One particular trend is worth highlighting: The supply chain for Space Systems is becoming increasingly commoditized, and future systems will almost certainly be assembled using off-the-shelf commercial hardware and software. While potentially a good trend to drive down cost and complexity for the Space market, this commoditization will also provide a more homogeneous and well-explored attack surface for threat actors, potentially increasing the volume and scope of cyber attacks on Space Systems as a whole.
We should look to the cybersecurity of terrestrial systems as a roadmap to secure Space Systems.
Space System designers and operators can leverage lessons learned and technologies used in terrestrial enterprise and industrial systems for guidance on how to improve the security of systems deployed into space. Examples include but are not limited to:
- Developing space-focused cybersecurity standards and best practices;
- Improving training for system designers and operators;
- Adopting secure coding and assessment practices; and
- Implementing commercial cybersecurity technologies such as embedded system security, network security, and data protection into system design, testing, deployment, and maintenance.
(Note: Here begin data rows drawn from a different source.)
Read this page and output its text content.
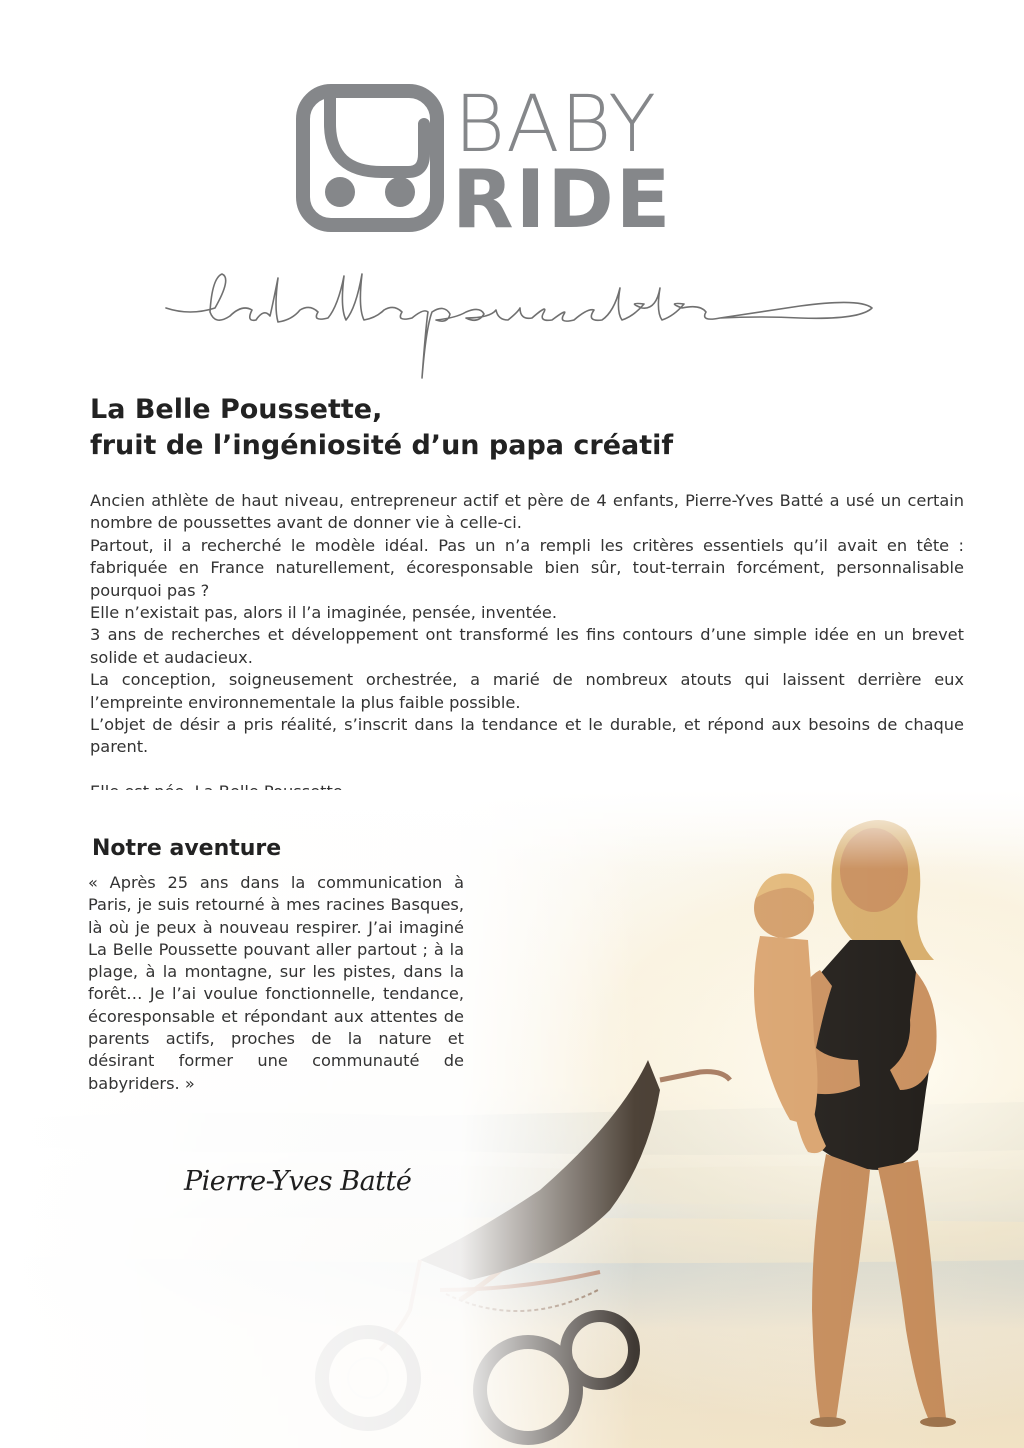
BABY
RIDE
La Belle Poussette,
fruit de l’ingéniosité d’un papa créatif

Ancien athlète de haut niveau, entrepreneur actif et père de 4 enfants, Pierre-Yves Batté a usé un certain nombre de poussettes avant de donner vie à celle-ci.

Partout, il a recherché le modèle idéal. Pas un n’a rempli les critères essentiels qu’il avait en tête : fabriquée en France naturellement, écoresponsable bien sûr, tout-terrain forcément, personnalisable pourquoi pas ?

Elle n’existait pas, alors il l’a imaginée, pensée, inventée.

3 ans de recherches et développement ont transformé les fins contours d’une simple idée en un brevet solide et audacieux.

La conception, soigneusement orchestrée, a marié de nombreux atouts qui laissent derrière eux l’empreinte environnementale la plus faible possible.

L’objet de désir a pris réalité, s’inscrit dans la tendance et le durable, et répond aux besoins de chaque parent.

Notre aventure

« Après 25 ans dans la communication à Paris, je suis retourné à mes racines Basques, là où je peux à nouveau respirer. J’ai imaginé La Belle Poussette pouvant aller partout ; à la plage, à la montagne, sur les pistes, dans la forêt… Je l’ai voulue fonctionnelle, tendance, écoresponsable et répondant aux attentes de parents actifs, proches de la nature et désirant former une communauté de babyriders. »

Pierre-Yves Batté
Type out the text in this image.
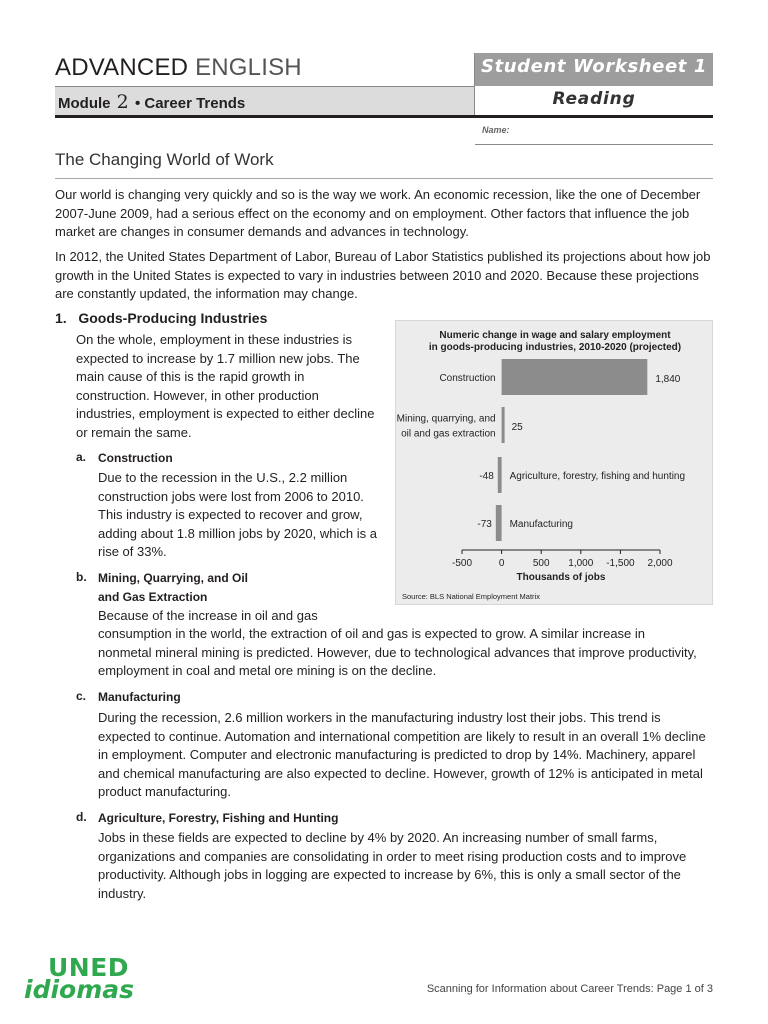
ADVANCED ENGLISH
Module 2 • Career Trends
Student Worksheet 1
Reading
Name:
The Changing World of Work
Our world is changing very quickly and so is the way we work. An economic recession, like the one of December 2007-June 2009, had a serious effect on the economy and on employment. Other factors that influence the job market are changes in consumer demands and advances in technology.
In 2012, the United States Department of Labor, Bureau of Labor Statistics published its projections about how job growth in the United States is expected to vary in industries between 2010 and 2020. Because these projections are constantly updated, the information may change.
1.   Goods-Producing Industries
On the whole, employment in these industries is expected to increase by 1.7 million new jobs. The main cause of this is the rapid growth in construction. However, in other production industries, employment is expected to either decline or remain the same.
a. Construction
Due to the recession in the U.S., 2.2 million construction jobs were lost from 2006 to 2010. This industry is expected to recover and grow, adding about 1.8 million jobs by 2020, which is a rise of 33%.
b. Mining, Quarrying, and Oil
and Gas Extraction
Because of the increase in oil and gas
consumption in the world, the extraction of oil and gas is expected to grow. A similar increase in nonmetal mineral mining is predicted. However, due to technological advances that improve productivity, employment in coal and metal ore mining is on the decline.
c. Manufacturing
During the recession, 2.6 million workers in the manufacturing industry lost their jobs. This trend is expected to continue. Automation and international competition are likely to result in an overall 1% decline in employment. Computer and electronic manufacturing is predicted to drop by 14%. Machinery, apparel and chemical manufacturing are also expected to decline. However, growth of 12% is anticipated in metal product manufacturing.
d. Agriculture, Forestry, Fishing and Hunting
Jobs in these fields are expected to decline by 4% by 2020. An increasing number of small farms, organizations and companies are consolidating in order to meet rising production costs and to improve productivity. Although jobs in logging are expected to increase by 6%, this is only a small sector of the industry.
Numeric change in wage and salary employment
in goods-producing industries, 2010-2020 (projected)
Construction	1,840
Mining, quarrying, and
oil and gas extraction
25
-48 Agriculture, forestry, fishing and hunting
-73 Manufacturing
-500	0	500 1,000 -1,500 2,000
Thousands of jobs
Source: BLS National Employment Matrix
UNED
idiomas	Scanning for Information about Career Trends: Page 1 of 3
The industry may also want to consider integrating Cybersecurity curriculum into Aerospace Engineering programs to develop and equip the next generation of Space System developers who will likely be faced with a more challenging cyber threat environment in space.
Innovation has a role to play.
While today, the market for space-focused security products and services is small, we believe the category will grow over the next 3-5 years as more Space Systems with commodity and commercial technology are launched into space.
There are a few companies already thinking about how their technology applies to Space Systems. Developers of solutions focused on embedded systems security, secure and reliable update of safety-critical systems, identity and access management, and cloud and edge compute security are looking toward the future. Startups will undoubtedly emerge to fill the white space not addressed by incumbents. IQT and other investors must be prepared with the capital, domain expertise, and industry experience to connect these cyber innovators with their space counterparts.